The wrong way: anchor inside the tile
The intuitive thing is to paint a strip of neighbour content into the left edge of the tile and ask the inpainter to "fill in around it." This doesn't work. A standard inpainter doesn't actually treat anchor pixels as fixed — it sees them as a starting point and paints right over them. The seam moves a few pixels to the right, the anchor disappears, and the tile looks unrelated to its neighbour.
This was the first iteration of the technique: VLM 0.17/10. Worse than no conditioning at all — worse than baseline.
Anchor inside the tile area. The diffusion process repaints over it and the anchor's continuity information is lost.
Anchor in an exterior margin. The tile area is painted from scratch with the anchor as visible context. The margin is cropped off at the end.
The right way: anchor outside the tile
Extend the canvas outward by EXT pixels along the relevant edge (or on all four sides for an interior tile). Paste the neighbour's edge strip into that exterior margin. Mark the entire tile region as fully unknown. The painter sees the neighbour as context, paints inward to fill the unknown region, and the margin is cropped off after generation.

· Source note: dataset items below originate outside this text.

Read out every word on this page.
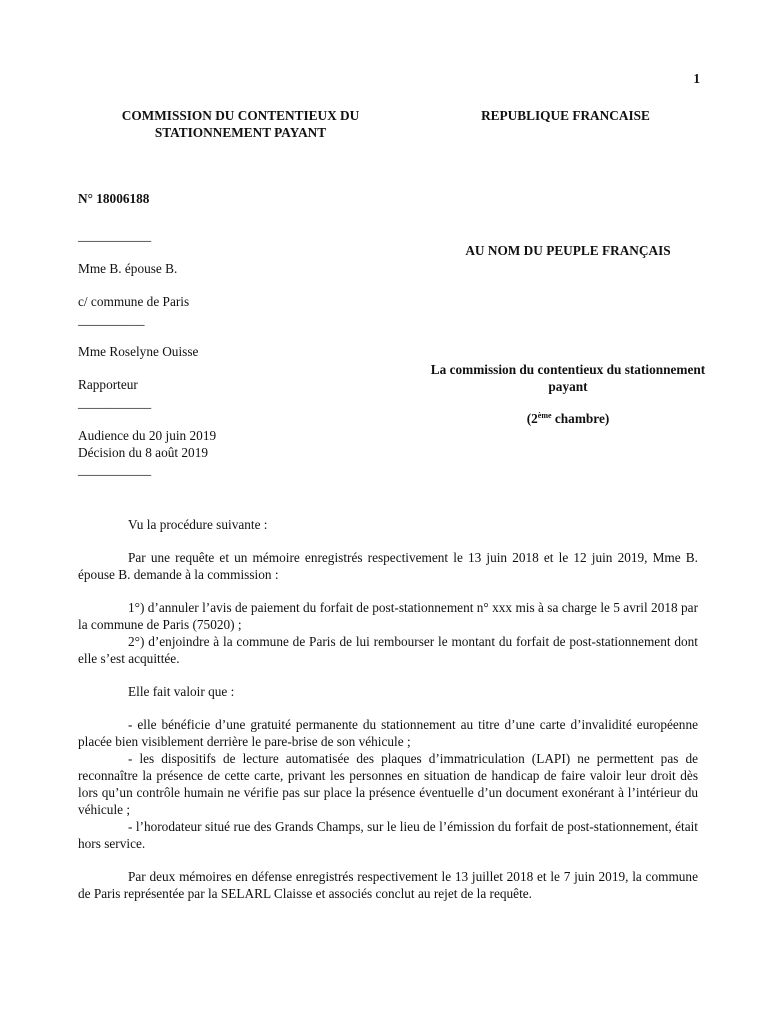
1
COMMISSION DU CONTENTIEUX DU
STATIONNEMENT PAYANT
REPUBLIQUE FRANCAISE
N° 18006188
___________
Mme B. épouse B.
c/ commune de Paris
__________
Mme Roselyne Ouisse
Rapporteur
___________
Audience du 20 juin 2019
Décision du 8 août 2019
___________
AU NOM DU PEUPLE FRANÇAIS
La commission du contentieux du stationnement
payant
(2ème chambre)

Vu la procédure suivante :

Par une requête et un mémoire enregistrés respectivement le 13 juin 2018 et le 12 juin 2019, Mme B. épouse B. demande à la commission :

1°) d’annuler l’avis de paiement du forfait de post-stationnement n° xxx mis à sa charge le 5 avril 2018 par la commune de Paris (75020) ;

2°) d’enjoindre à la commune de Paris de lui rembourser le montant du forfait de post-stationnement dont elle s’est acquittée.

Elle fait valoir que :

- elle bénéficie d’une gratuité permanente du stationnement au titre d’une carte d’invalidité européenne placée bien visiblement derrière le pare-brise de son véhicule ;

- les dispositifs de lecture automatisée des plaques d’immatriculation (LAPI) ne permettent pas de reconnaître la présence de cette carte, privant les personnes en situation de handicap de faire valoir leur droit dès lors qu’un contrôle humain ne vérifie pas sur place la présence éventuelle d’un document exonérant à l’intérieur du véhicule ;

- l’horodateur situé rue des Grands Champs, sur le lieu de l’émission du forfait de post-stationnement, était hors service.

Par deux mémoires en défense enregistrés respectivement le 13 juillet 2018 et le 7 juin 2019, la commune de Paris représentée par la SELARL Claisse et associés conclut au rejet de la requête.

Because the anchor lives outside what's being painted, it never gets repainted. The painter has no choice but to treat it as a hard boundary condition — exactly what we want.
This pattern comes from Sartor et al. (2024)'s exterior boundary inpainting. The key claim: an inpainter can't preserve content inside its mask, but it can condition on content outside. Push the continuity guarantee from "preserve these pixels" (which doesn't hold) to "look at these pixels while painting" (which does).
How wide is wide enough?
EXT controls how much neighbour context the painter sees. Too thin and the model treats the margin as noise. Too thick and the margin starts to dominate the prompt budget. The an earlier iteration sweep landed on 512 px:
EXT=256 hit a wall — the VLM still flagged content_unrelated on most tiles. Doubling to 512 px gave the painter enough neighbourhood signal to commit to the right scene. Wider margins past 512 didn't help noticeably and start eating into latent space efficiency, so the pipeline ships at EXT=512.
Why this works
- The painter can't repaint pixels that aren't in its mask. Putting the anchor outside the mask makes it inviolable by construction.
- The painter does attend to outside-mask pixels through the encoder's receptive field. Those pixels reach the latent attention layers as context, which is exactly what's needed for continuation.
- Cropping the margin after generation costs nothing. The exterior pixels were a means to an end; the published tile is just the inner region.
Where this fits
The exterior margin, the differential-diffusion soft mask (see painted seams) and the seed strips that fill the margin (see bootstrapped seeds) all come together in the painter's tile worker before each generation call. They're the three pieces that make the exterior anchor work.